NHS Launches World’s First mRNA Cancer Vaccine Trial

The United Kingdom’s National Health Service (NHS) is fast-tracking patients for its upcoming cancer vaccine trials. The vaccine uses the same mRNA technology as the Pfizer COVID vaccine. The program called the Cancer Vaccine Launch Pad, will customize each jab to the DNA of the people getting it.

Patients who meet eligibility criteria need only sign off on having their blood and tissues sampled to gain immediate access to the vaccine trial. Dozens of people have already been enrolled in the program, and thousands more will be able to get into the trials at 30 sites around the UK.
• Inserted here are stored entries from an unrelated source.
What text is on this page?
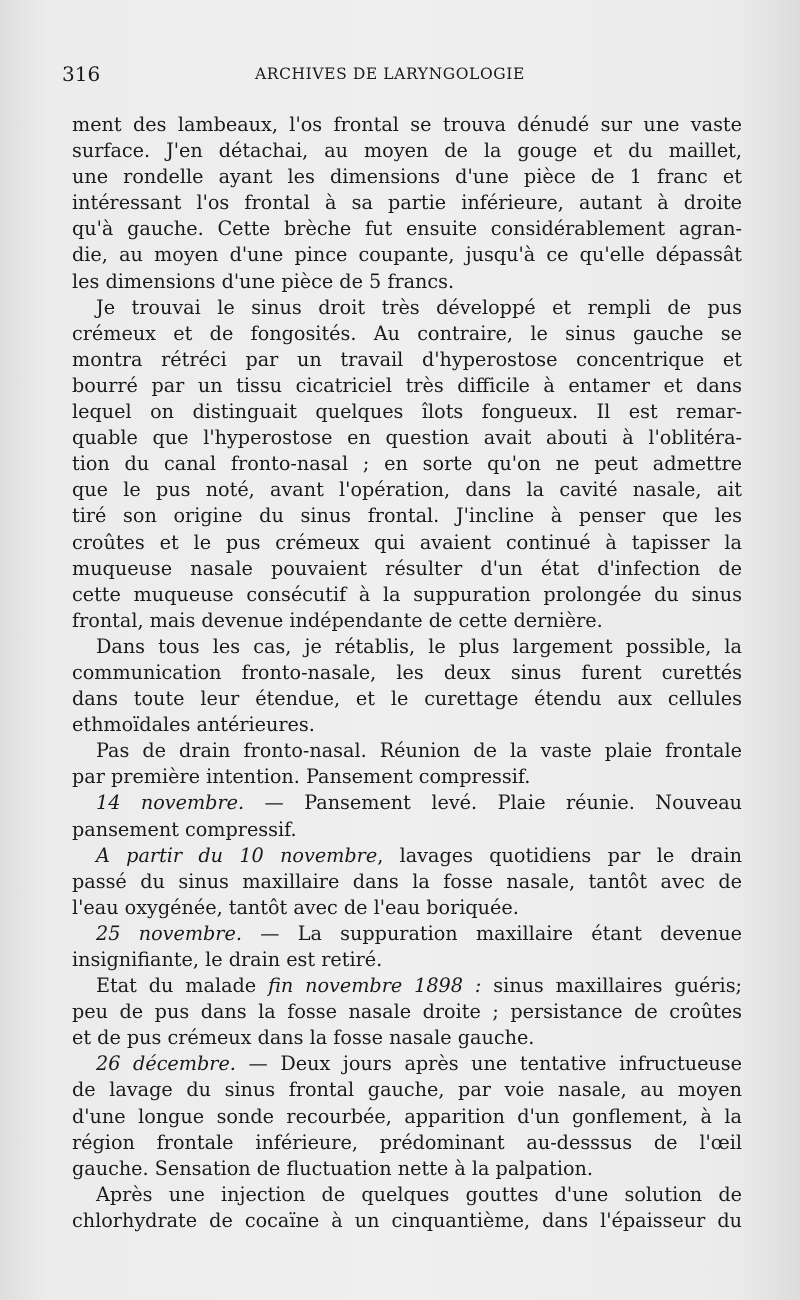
316	ARCHIVES DE LARYNGOLOGIE

ment des lambeaux, l'os frontal se trouva dénudé sur une vaste
surface. J'en détachai, au moyen de la gouge et du maillet,
une rondelle ayant les dimensions d'une pièce de 1 franc et
intéressant l'os frontal à sa partie inférieure, autant à droite
qu'à gauche. Cette brèche fut ensuite considérablement agran-
die, au moyen d'une pince coupante, jusqu'à ce qu'elle dépassât
les dimensions d'une pièce de 5 francs.

Je trouvai le sinus droit très développé et rempli de pus
crémeux et de fongosités. Au contraire, le sinus gauche se
montra rétréci par un travail d'hyperostose concentrique et
bourré par un tissu cicatriciel très difficile à entamer et dans
lequel on distinguait quelques îlots fongueux. Il est remar-
quable que l'hyperostose en question avait abouti à l'oblitéra-
tion du canal fronto-nasal ; en sorte qu'on ne peut admettre
que le pus noté, avant l'opération, dans la cavité nasale, ait
tiré son origine du sinus frontal. J'incline à penser que les
croûtes et le pus crémeux qui avaient continué à tapisser la
muqueuse nasale pouvaient résulter d'un état d'infection de
cette muqueuse consécutif à la suppuration prolongée du sinus
frontal, mais devenue indépendante de cette dernière.

Dans tous les cas, je rétablis, le plus largement possible, la
communication fronto-nasale, les deux sinus furent curettés
dans toute leur étendue, et le curettage étendu aux cellules
ethmoïdales antérieures.

Pas de drain fronto-nasal. Réunion de la vaste plaie frontale
par première intention. Pansement compressif.

14 novembre. — Pansement levé. Plaie réunie. Nouveau
pansement compressif.

A partir du 10 novembre, lavages quotidiens par le drain
passé du sinus maxillaire dans la fosse nasale, tantôt avec de
l'eau oxygénée, tantôt avec de l'eau boriquée.

25 novembre. — La suppuration maxillaire étant devenue
insignifiante, le drain est retiré.

Etat du malade fin novembre 1898 : sinus maxillaires guéris;
peu de pus dans la fosse nasale droite ; persistance de croûtes
et de pus crémeux dans la fosse nasale gauche.

26 décembre. — Deux jours après une tentative infructueuse
de lavage du sinus frontal gauche, par voie nasale, au moyen
d'une longue sonde recourbée, apparition d'un gonflement, à la
région frontale inférieure, prédominant au-desssus de l'œil
gauche. Sensation de fluctuation nette à la palpation.

Après une injection de quelques gouttes d'une solution de
chlorhydrate de cocaïne à un cinquantième, dans l'épaisseur du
The agency is initially looking for patients with bladder, colorectal, kidney, lung, skin, and pancreatic cancers, but more types will be added as the program progresses. The NHS program is working in tandem with German vaccine maker BioNTech, whose mRNA COVID-19 vaccines have paved the way for the technology to be applied to all manner of illnesses and diseases.

The program’s first patient, a 55-year-old man suffering from colorectal cancer, had his cancerous tumor and part of his large intestine removed and went through chemotherapy prior to enrolling in the NHS pilot. He received the world’s first jab of the same type of mRNA vaccine that was used in Pfizer and BioNTech’s COVID vaccine. The trial’s principal investigator is extremely hopeful about the outcome but states that more data is needed and they continue to recruit suitable patients to the trial to establish this further.